Principal point négatif du système, toutefois : difficile de comprendre l’interaction entre les trois paramètres a, b et c. Seuls les citoyens les plus férus de mathématiques arriveront à déchiffrer la formule de calcul permettant de garantir la progressivité de ce système (voir note technique ci-dessous). Au reste, une fois que les choses sont claires, il ne reste plus qu’à débattre des niveaux de a, b et c, et le tour est joué. « Notre idée est de proposer une reformulation des termes du débat, tout se ramenant à trois paramètres que les citoyens pourraient discuter et débattre démocratiquement », justifie Nicolas Dufrêne.

SUPPRESSIONS DES NICHES ET DES ABATTEMENTS

Pour une meilleure lisibilité du système, l’institut Rousseau est par ailleurs bien conscient qu’il faut remettre en cause les abattements, plafonds, niches fiscales, et autres mécanismes d’optimisation en vigueur actuellement. « L’accumulation des réformes, depuis la création de l’impôt sur le revenu en 1914, a incroyablement complexifié celui-ci. Les abattements, décotes, quotients familiaux ainsi que les très nombreuses niches fiscales l’ont progressivement rendu illisible aux yeux des contribuables, pourtant les premiers concernés ».

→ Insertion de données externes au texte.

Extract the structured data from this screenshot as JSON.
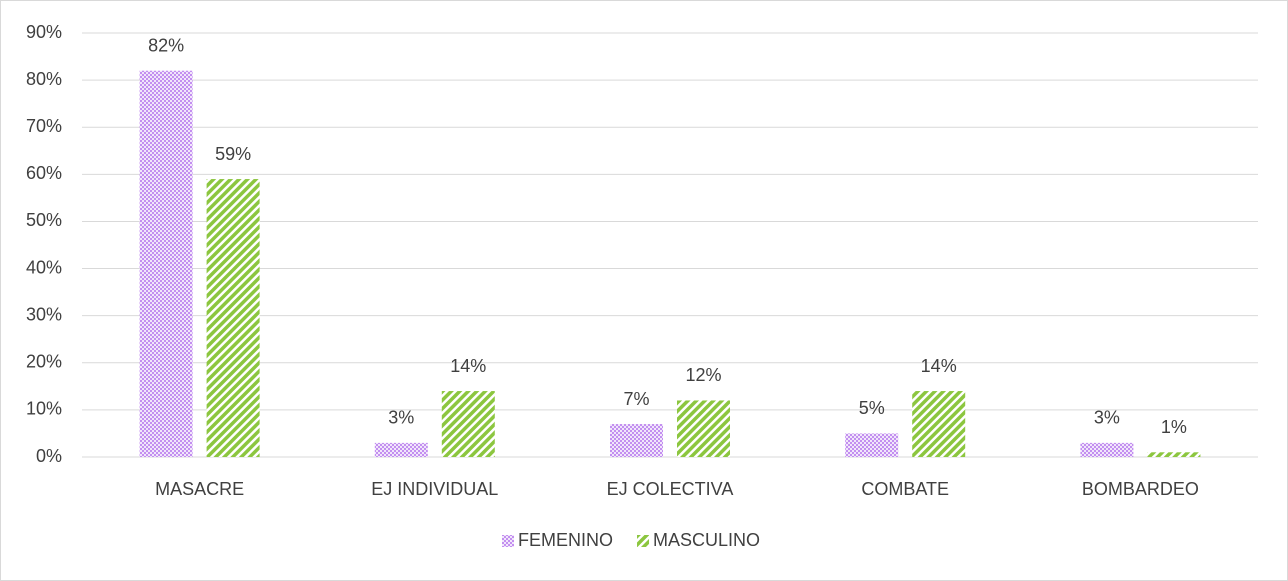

Ainsi, dans son nouveau système, l’institut supprime les abattements et remet à plat les niches fiscales, sauf celles socialement et écologiquement utiles, et surtout abroge le prélèvement forfaitaire unique (PFU), cette « flat tax » de 30 % qui s’applique aux revenus du capital depuis 2018. Un cadeau fait par le président Macron aux plus aisés : « si le PFU n’avait pas été mis en place, un individu gagnant un million d’euros par an aurait en moyenne acquitté 310 000 euros d’impôt sur le revenu en 2021, mais le PFU a réduit ce montant d’environ un tiers, à 202 000 euros », déplore les auteurs de la note, qui proposent aussi de restaurer l’Impôt de solidarité sur la fortune (ISF). Enfin, pour limiter les mécanismes d’évasion fiscale des particuliers, l’institut Rousseau fait siennes les préconisations d’un rapport parlementaire qui vise à instaurer des critères sur la résidence fiscale« notamment en ajoutant un critère fondé sur la présence effective sur le territoire, et sur la contribution de la génération de richesses sur le territoire national aux revenus de la personne qui choisit d’installer sa résidence fiscale à l’étranger ».

INSTRUMENT DU PEUPLE

Bref, l’idée est de remettre sur le devant de la scène le débat sur l’impôt qui « a artificiellement disparu depuis quelques années », regrette Gaël Giraud, avec la complicité des dirigeants politiques aux manettes qui refusent toute hausse d’impôt. Un débat qui se situe pourtant en France « dans la continuité d’une histoire riche qui lie profondément la question de l’impôt à celle de son consentement et donc de la démocratie ». Les auteurs de la note font ainsi appel à « l’article 14 de la Déclaration des droits de l’Homme et du citoyen qui fait du consentement à l’impôt un principe fondamental de la démocratie française telle qu’elle se construit peu à peu à partir de la fin du XVIIIe siècle ».

2 réponses »

  1. N’est-ce pas un effort identique de simplicité qu’a voulu rechercher le Président avec le calcul de la retraite : pour chaque euro cotisé, un droit identique pour tous ? Plus facile à dire qu’à faire. La sédimentation des règles vient de loin.